Les créanciers lorgnent la reconstruction
La reconstruction, prochaine étape pour l’Ukraine, intéresse fortement les principaux groupes de créanciers : Allemagne, Canada, France, Japon, Grande-Bretagne et États-Unis. La Banque mondiale a récemment estimé son coût à près de 500 milliards de dollars. Le pays va devoir lutter contre la pauvreté qui a plus que quadruplé. Une famille sur trois est désormais en situation d’insécurité alimentaire.
Selon la revue britannique « The New Statesman », qui vient de publier un article sur « la bataille néolibérale pour la reconstruction de l’Ukraine », le PDG de BlackRock, Larry Fink, aurait déclaré que la reprise de l’économie après la guerre pourrait devenir « un phare pour le reste du monde quant à la puissance du capitalisme ». Non seulement cette reconstruction serait synonyme de débouchés commerciaux, mais elle représenterait une opportunité idéologique.

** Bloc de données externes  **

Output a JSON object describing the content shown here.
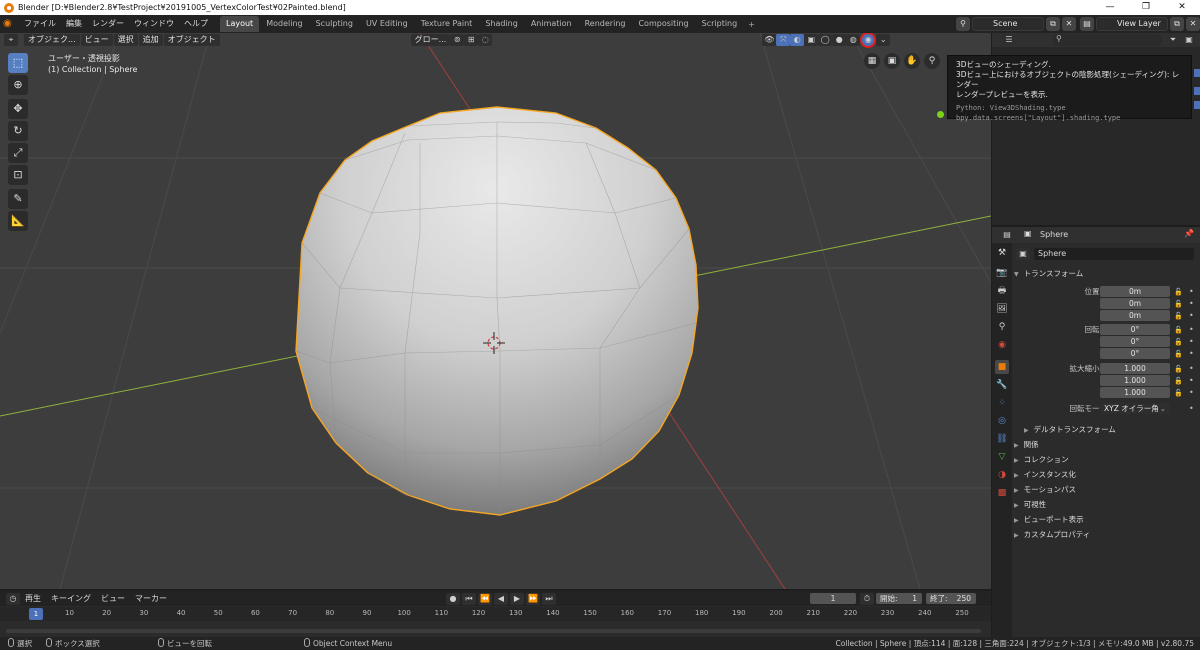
{
  "window": {
    "title": "Blender [D:¥Blender2.8¥TestProject¥20191005_VertexColorTest¥02Painted.blend]",
    "controls": [
      "—",
      "❐",
      "✕"
    ]
  },
  "menu": [
    "ファイル",
    "編集",
    "レンダー",
    "ウィンドウ",
    "ヘルプ"
  ],
  "workspaces": [
    "Layout",
    "Modeling",
    "Sculpting",
    "UV Editing",
    "Texture Paint",
    "Shading",
    "Animation",
    "Rendering",
    "Compositing",
    "Scripting"
  ],
  "workspace_add": "+",
  "scene": {
    "name": "Scene",
    "view_layer": "View Layer"
  },
  "viewport": {
    "mode": "オブジェク...",
    "menu": [
      "ビュー",
      "選択",
      "追加",
      "オブジェクト"
    ],
    "transform_orientation": "グロー...",
    "view_name": "ユーザー・透視投影",
    "collection_info": "(1) Collection | Sphere"
  },
  "tooltip": {
    "title": "3Dビューのシェーディング.",
    "line1": "3Dビュー上におけるオブジェクトの陰影処理(シェーディング): レンダー",
    "line2": "レンダープレビューを表示.",
    "python1": "Python: View3DShading.type",
    "python2": "bpy.data.screens[\"Layout\"].shading.type"
  },
  "properties": {
    "object_name": "Sphere",
    "object_data_name": "Sphere",
    "transform_panel": "トランスフォーム",
    "fields": [
      {
        "label": "位置 X",
        "value": "0m"
      },
      {
        "label": "Y",
        "value": "0m"
      },
      {
        "label": "Z",
        "value": "0m"
      },
      {
        "label": "回転 X",
        "value": "0°"
      },
      {
        "label": "Y",
        "value": "0°"
      },
      {
        "label": "Z",
        "value": "0°"
      },
      {
        "label": "拡大縮小 X",
        "value": "1.000"
      },
      {
        "label": "Y",
        "value": "1.000"
      },
      {
        "label": "Z",
        "value": "1.000"
      }
    ],
    "rotation_mode_label": "回転モード",
    "rotation_mode": "XYZ オイラー角",
    "delta_transform": "デルタトランスフォーム",
    "panels": [
      "関係",
      "コレクション",
      "インスタンス化",
      "モーションパス",
      "可視性",
      "ビューポート表示",
      "カスタムプロパティ"
    ]
  },
  "timeline": {
    "menu": [
      "再生",
      "キーイング",
      "ビュー",
      "マーカー"
    ],
    "current_frame": "1",
    "start_label": "開始:",
    "start": "1",
    "end_label": "終了:",
    "end": "250",
    "ticks": [
      "1",
      "10",
      "20",
      "30",
      "40",
      "50",
      "60",
      "70",
      "80",
      "90",
      "100",
      "110",
      "120",
      "130",
      "140",
      "150",
      "160",
      "170",
      "180",
      "190",
      "200",
      "210",
      "220",
      "230",
      "240",
      "250"
    ]
  },
  "statusbar": {
    "select": "選択",
    "box_select": "ボックス選択",
    "rotate_view": "ビューを回転",
    "context_menu": "Object Context Menu",
    "stats": "Collection | Sphere | 頂点:114 | 面:128 | 三角面:224 | オブジェクト:1/3 | メモリ:49.0 MB | v2.80.75"
  },
  "colors": {
    "selection_outline": "#f5a623",
    "x_axis": "#c0504d",
    "y_axis": "#8fb33a",
    "accent": "#4b72b8",
    "highlight_circle": "#e0201e"
  }
}
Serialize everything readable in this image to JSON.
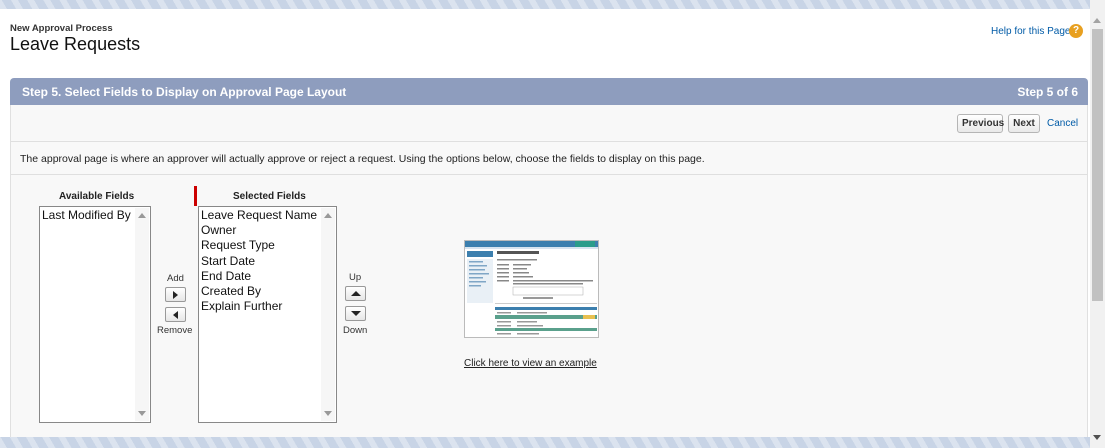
{
  "header": {
    "subtitle": "New Approval Process",
    "title": "Leave Requests",
    "help_link": "Help for this Page",
    "help_icon": "question-circle-icon"
  },
  "step": {
    "title": "Step 5. Select Fields to Display on Approval Page Layout",
    "counter": "Step 5 of 6"
  },
  "buttons": {
    "previous": "Previous",
    "next": "Next",
    "cancel": "Cancel"
  },
  "description": "The approval page is where an approver will actually approve or reject a request. Using the options below, choose the fields to display on this page.",
  "available": {
    "label": "Available Fields",
    "items": [
      "Last Modified By"
    ]
  },
  "selected": {
    "label": "Selected Fields",
    "items": [
      "Leave Request Name",
      "Owner",
      "Request Type",
      "Start Date",
      "End Date",
      "Created By",
      "Explain Further"
    ]
  },
  "transfer": {
    "add": "Add",
    "remove": "Remove"
  },
  "reorder": {
    "up": "Up",
    "down": "Down"
  },
  "example_link": "Click here to view an example",
  "colors": {
    "header_bar": "#8e9dbe",
    "link": "#015ba7",
    "required": "#cc0000"
  }
}
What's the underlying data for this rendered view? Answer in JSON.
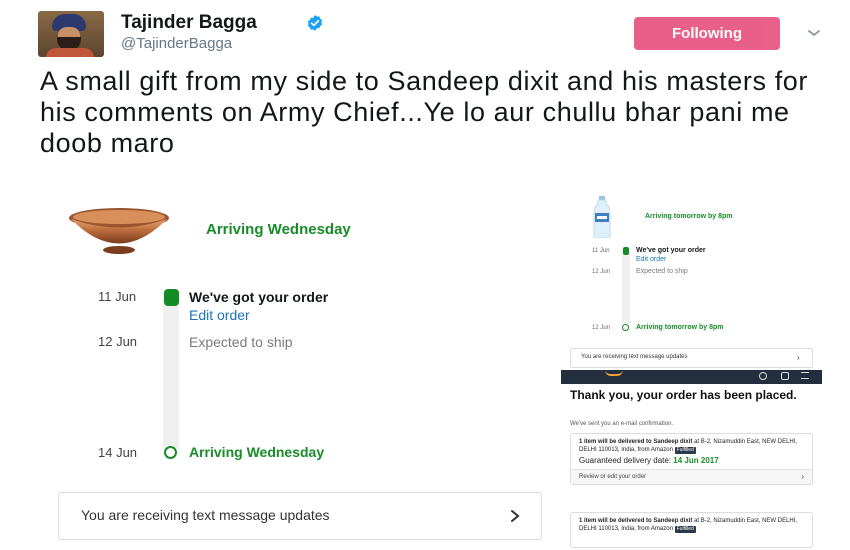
{
  "tweet": {
    "display_name": "Tajinder Bagga",
    "handle": "@TajinderBagga",
    "follow_label": "Following",
    "text": "A small gift from my side to Sandeep dixit and his masters for his comments on Army Chief...Ye lo aur chullu bhar pani me doob maro"
  },
  "left_order": {
    "title": "Arriving Wednesday",
    "steps": [
      {
        "date": "11 Jun",
        "title": "We've got your order",
        "link": "Edit order"
      },
      {
        "date": "12 Jun",
        "title": "Expected to ship"
      },
      {
        "date": "14 Jun",
        "title": "Arriving Wednesday"
      }
    ],
    "sms": "You are receiving text message updates"
  },
  "right_order": {
    "title": "Arriving tomorrow by 8pm",
    "steps": [
      {
        "date": "11 Jun",
        "title": "We've got your order",
        "link": "Edit order"
      },
      {
        "date": "12 Jun",
        "title": "Expected to ship"
      },
      {
        "date": "12 Jun",
        "title": "Arriving tomorrow by 8pm"
      }
    ],
    "sms": "You are receiving text message updates",
    "thank_you": "Thank you, your order has been placed.",
    "confirmation": "We've sent you an e-mail confirmation.",
    "cards": [
      {
        "line1": "1 item will be delivered to Sandeep dixit",
        "address": "at B-2, Nizamuddin East, NEW DELHI, DELHI 110013, India, from Amazon",
        "badge": "Fulfilled",
        "guarantee_label": "Guaranteed delivery date:",
        "guarantee_date": "14 Jun 2017",
        "footer": "Review or edit your order"
      },
      {
        "line1": "1 item will be delivered to Sandeep dixit",
        "address": "at B-2, Nizamuddin East, NEW DELHI, DELHI 110013, India, from Amazon",
        "badge": "Fulfilled"
      }
    ]
  },
  "colors": {
    "follow": "#e0245e",
    "verified": "#1da1f2",
    "green": "#178c28",
    "link": "#1a73b8"
  },
  "icons": [
    "verified-badge-icon",
    "chevron-down-icon",
    "chevron-right-icon",
    "copper-bowl-image",
    "water-bottle-image"
  ]
}
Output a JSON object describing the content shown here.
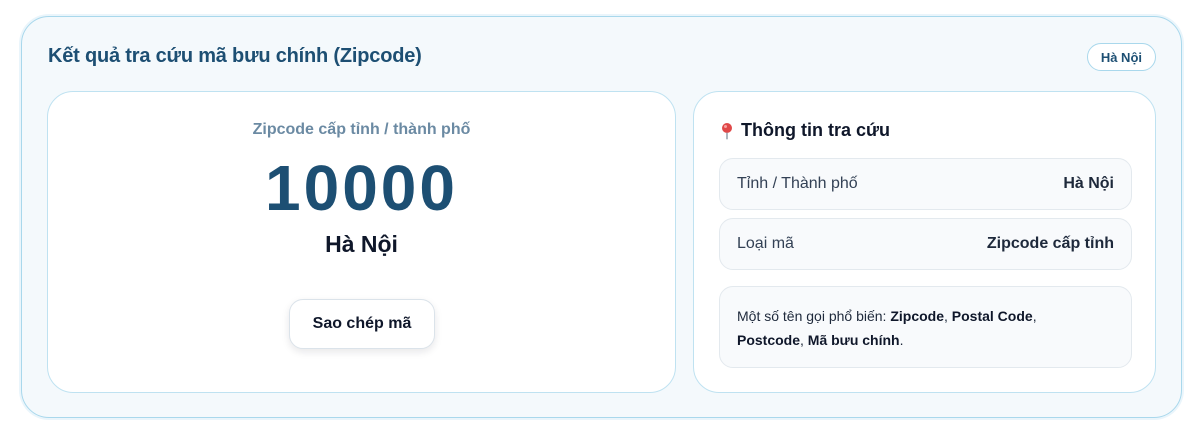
{
  "header": {
    "title": "Kết quả tra cứu mã bưu chính (Zipcode)",
    "badge": "Hà Nội"
  },
  "result": {
    "label": "Zipcode cấp tỉnh / thành phố",
    "code": "10000",
    "city": "Hà Nội",
    "copy_button_label": "Sao chép mã"
  },
  "info": {
    "icon": "map-pin-icon",
    "title": "Thông tin tra cứu",
    "rows": [
      {
        "label": "Tỉnh / Thành phố",
        "value": "Hà Nội"
      },
      {
        "label": "Loại mã",
        "value": "Zipcode cấp tỉnh"
      }
    ],
    "common_names": {
      "prefix": "Một số tên gọi phổ biến: ",
      "names": [
        "Zipcode",
        "Postal Code",
        "Postcode",
        "Mã bưu chính"
      ],
      "sep": ", ",
      "suffix": "."
    }
  },
  "colors": {
    "accent": "#1d4f73",
    "border": "#a9d8ec",
    "pin": "#e04848"
  }
}
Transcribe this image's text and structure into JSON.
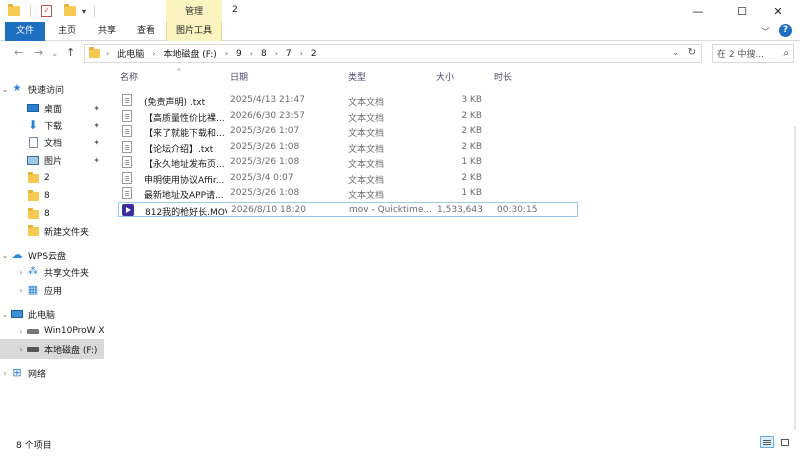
{
  "window": {
    "title": "2",
    "context_tab": "管理",
    "minimize": "—",
    "maximize": "☐",
    "close": "✕"
  },
  "ribbon": {
    "tabs": [
      "文件",
      "主页",
      "共享",
      "查看",
      "图片工具"
    ],
    "expand": "﹀",
    "help": "?"
  },
  "nav": {
    "back": "←",
    "forward": "→",
    "recent": "⌄",
    "up": "↑",
    "breadcrumb": [
      "此电脑",
      "本地磁盘 (F:)",
      "9",
      "8",
      "7",
      "2"
    ],
    "dropdown": "⌄",
    "refresh": "↻",
    "search_placeholder": "在 2 中搜..."
  },
  "sidebar": {
    "items": [
      {
        "label": "快速访问",
        "icon": "star-icon",
        "chev": "⌄",
        "pinned": false
      },
      {
        "label": "桌面",
        "icon": "desktop-icon",
        "chev": "",
        "pinned": true
      },
      {
        "label": "下载",
        "icon": "download-icon",
        "chev": "",
        "pinned": true
      },
      {
        "label": "文档",
        "icon": "document-icon",
        "chev": "",
        "pinned": true
      },
      {
        "label": "图片",
        "icon": "picture-icon",
        "chev": "",
        "pinned": true
      },
      {
        "label": "2",
        "icon": "folder-icon",
        "chev": "",
        "pinned": false
      },
      {
        "label": "8",
        "icon": "folder-icon",
        "chev": "",
        "pinned": false
      },
      {
        "label": "8",
        "icon": "folder-icon",
        "chev": "",
        "pinned": false
      },
      {
        "label": "新建文件夹",
        "icon": "folder-icon",
        "chev": "",
        "pinned": false
      },
      {
        "label": "WPS云盘",
        "icon": "cloud-icon",
        "chev": "⌄",
        "pinned": false
      },
      {
        "label": "共享文件夹",
        "icon": "share-icon",
        "chev": "›",
        "pinned": false
      },
      {
        "label": "应用",
        "icon": "apps-icon",
        "chev": "›",
        "pinned": false
      },
      {
        "label": "此电脑",
        "icon": "computer-icon",
        "chev": "⌄",
        "pinned": false
      },
      {
        "label": "Win10ProW X",
        "icon": "drive-icon",
        "chev": "›",
        "pinned": false
      },
      {
        "label": "本地磁盘 (F:)",
        "icon": "drive-icon",
        "chev": "›",
        "pinned": false
      },
      {
        "label": "网络",
        "icon": "network-icon",
        "chev": "›",
        "pinned": false
      }
    ],
    "pin_glyph": "📌"
  },
  "columns": [
    "名称",
    "日期",
    "类型",
    "大小",
    "时长"
  ],
  "sort_glyph": "^",
  "files": [
    {
      "name": "(免责声明) .txt",
      "date": "2025/4/13 21:47",
      "type": "文本文档",
      "size": "3 KB",
      "duration": "",
      "kind": "txt"
    },
    {
      "name": "【高质量性价比裸...",
      "date": "2026/6/30 23:57",
      "type": "文本文档",
      "size": "2 KB",
      "duration": "",
      "kind": "txt"
    },
    {
      "name": "【来了就能下载和...",
      "date": "2025/3/26 1:07",
      "type": "文本文档",
      "size": "2 KB",
      "duration": "",
      "kind": "txt"
    },
    {
      "name": "【论坛介绍】.txt",
      "date": "2025/3/26 1:08",
      "type": "文本文档",
      "size": "2 KB",
      "duration": "",
      "kind": "txt"
    },
    {
      "name": "【永久地址发布页...",
      "date": "2025/3/26 1:08",
      "type": "文本文档",
      "size": "1 KB",
      "duration": "",
      "kind": "txt"
    },
    {
      "name": "申明使用协议Affir...",
      "date": "2025/3/4 0:07",
      "type": "文本文档",
      "size": "2 KB",
      "duration": "",
      "kind": "txt"
    },
    {
      "name": "最新地址及APP请...",
      "date": "2025/3/26 1:08",
      "type": "文本文档",
      "size": "1 KB",
      "duration": "",
      "kind": "txt"
    },
    {
      "name": "812我的枪好长.MOV",
      "date": "2026/8/10 18:20",
      "type": "mov - Quicktime...",
      "size": "1,533,643...",
      "duration": "00:30:15",
      "kind": "mov"
    }
  ],
  "status": {
    "item_count": "8 个项目"
  }
}
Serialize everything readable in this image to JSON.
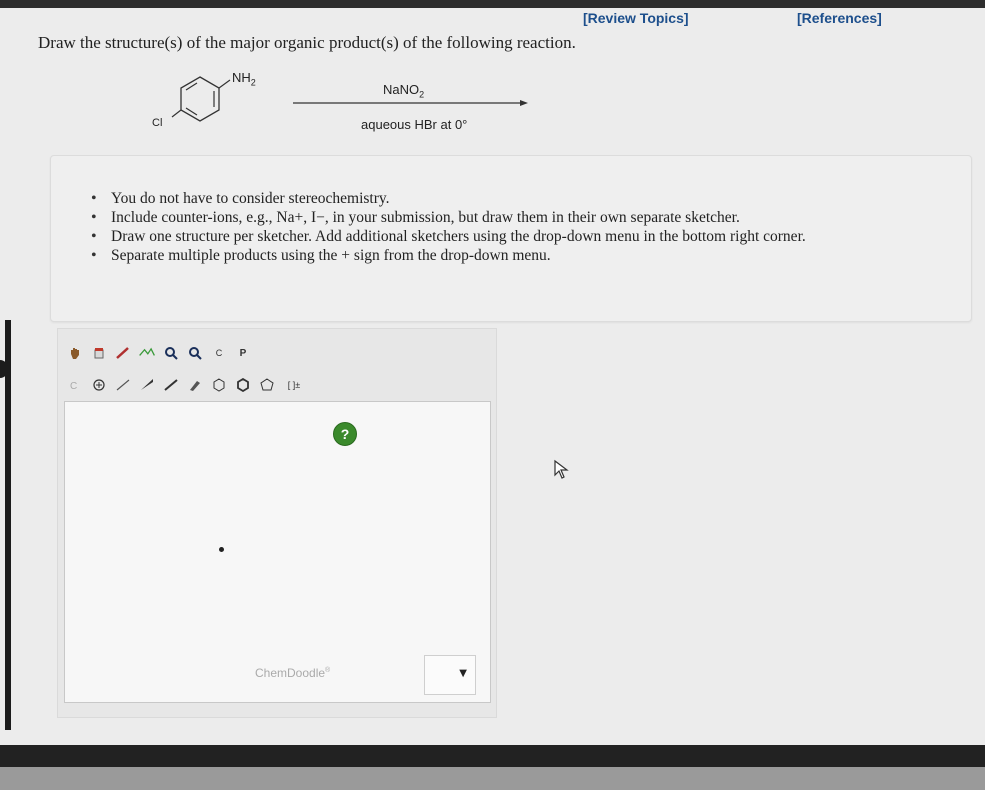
{
  "header": {
    "review_topics": "[Review Topics]",
    "references": "[References]"
  },
  "question": {
    "prompt": "Draw the structure(s) of the major organic product(s) of the following reaction."
  },
  "reaction": {
    "reactant_substituent_top": "NH2",
    "reactant_substituent_left": "Cl",
    "reagent_above": "NaNO2",
    "reagent_below": "aqueous HBr at 0°"
  },
  "instructions": {
    "items": [
      "You do not have to consider stereochemistry.",
      "Include counter-ions, e.g., Na+, I−, in your submission, but draw them in their own separate sketcher.",
      "Draw one structure per sketcher. Add additional sketchers using the drop-down menu in the bottom right corner.",
      "Separate multiple products using the + sign from the drop-down menu."
    ]
  },
  "sketcher": {
    "help_label": "?",
    "brand": "ChemDoodle",
    "brand_mark": "®",
    "toolbar_top": [
      "hand-icon",
      "eraser-icon",
      "pencil-icon",
      "lasso-icon",
      "zoom-in-icon",
      "zoom-out-icon",
      "copy-icon",
      "paste-icon"
    ],
    "copy_label": "C",
    "paste_label": "P",
    "toolbar_bottom": [
      "carbon-atom-icon",
      "charge-icon",
      "single-bond-icon",
      "wedge-bond-icon",
      "dash-bond-icon",
      "chain-icon",
      "benzene-ring-icon",
      "hexagon-ring-icon",
      "pentagon-ring-icon",
      "bracket-icon"
    ],
    "bracket_label": "[ ]±"
  },
  "dropdown": {
    "arrow": "▼"
  },
  "colors": {
    "link": "#1d4f8c",
    "help_green": "#3b8a2c",
    "page_bg": "#ececec"
  }
}
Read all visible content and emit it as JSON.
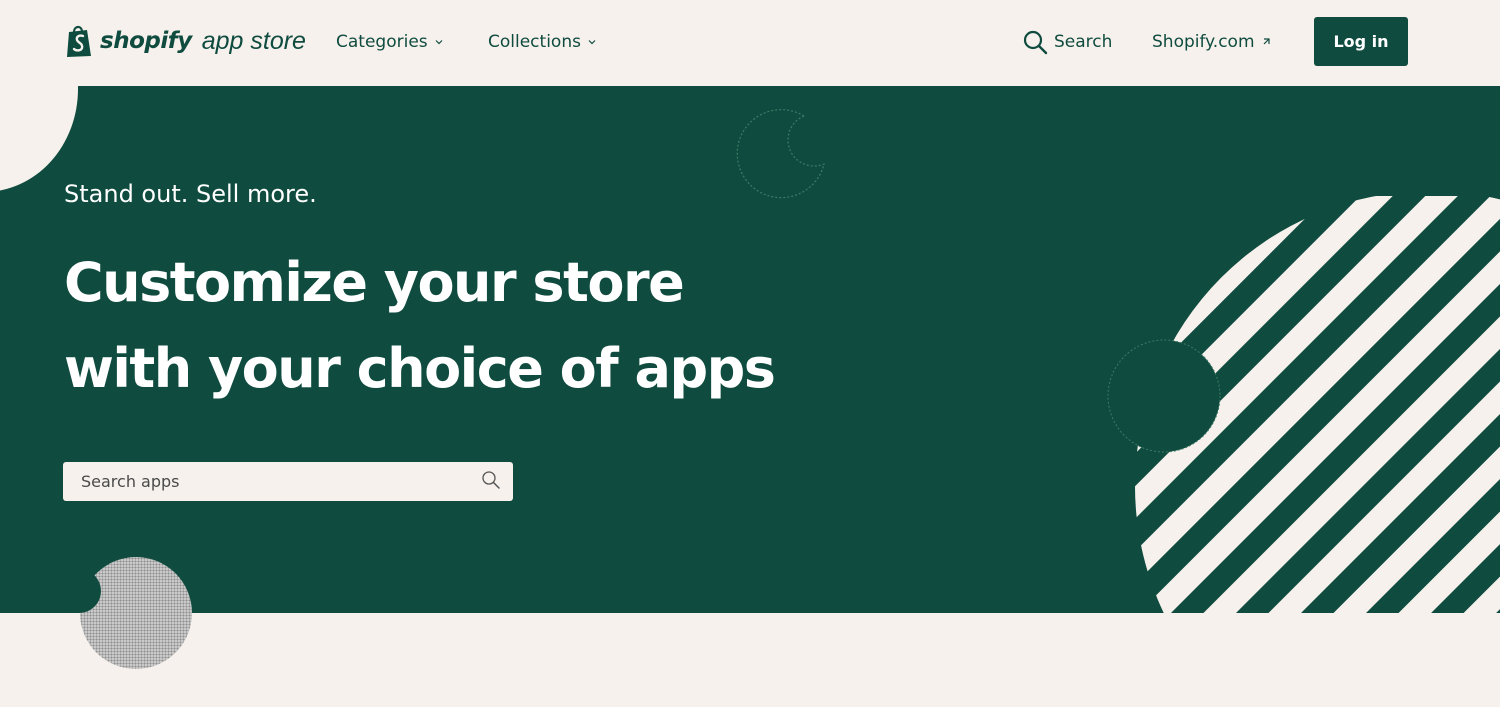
{
  "colors": {
    "brand_green": "#0f4c3f",
    "cream": "#f6f1ec",
    "white": "#ffffff"
  },
  "header": {
    "logo_brand": "shopify",
    "logo_sub": "app store",
    "nav": [
      {
        "label": "Categories",
        "icon": "chevron-down-icon"
      },
      {
        "label": "Collections",
        "icon": "chevron-down-icon"
      }
    ],
    "search_label": "Search",
    "search_icon": "search-icon",
    "shopify_link": "Shopify.com",
    "shopify_link_icon": "external-link-icon",
    "login_label": "Log in"
  },
  "hero": {
    "kicker": "Stand out. Sell more.",
    "title": "Customize your store with your choice of apps",
    "search": {
      "placeholder": "Search apps",
      "icon": "search-icon"
    }
  }
}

« Si les dirigeants politiques occidentaux ont vu dans la guerre en Ukraine une occasion de revigorer l’élargissement de l’UE et de l’Otan, Fink et ses semblables y ont vu une opportunité de raviver une foi déclinante dans le capitalisme », écrit « The New Statesman ».
Face à ces vautours, les syndicats ukrainiens sont prêts à en découdre. Le président de la Confédération des syndicats libres d’Ukraine (KVPU), Mykhailo Volynets, alerte déjà : « Chaque jour, les travailleurs voient leurs salaires gelés alors que le nombre d’heures ne baisse pas et que les impôts et les prix augmentent. Avec la reconstruction sur le long terme, la condition inaliénable est le respect des droits des travailleurs selon les normes et les conventions régies par l’OIT. »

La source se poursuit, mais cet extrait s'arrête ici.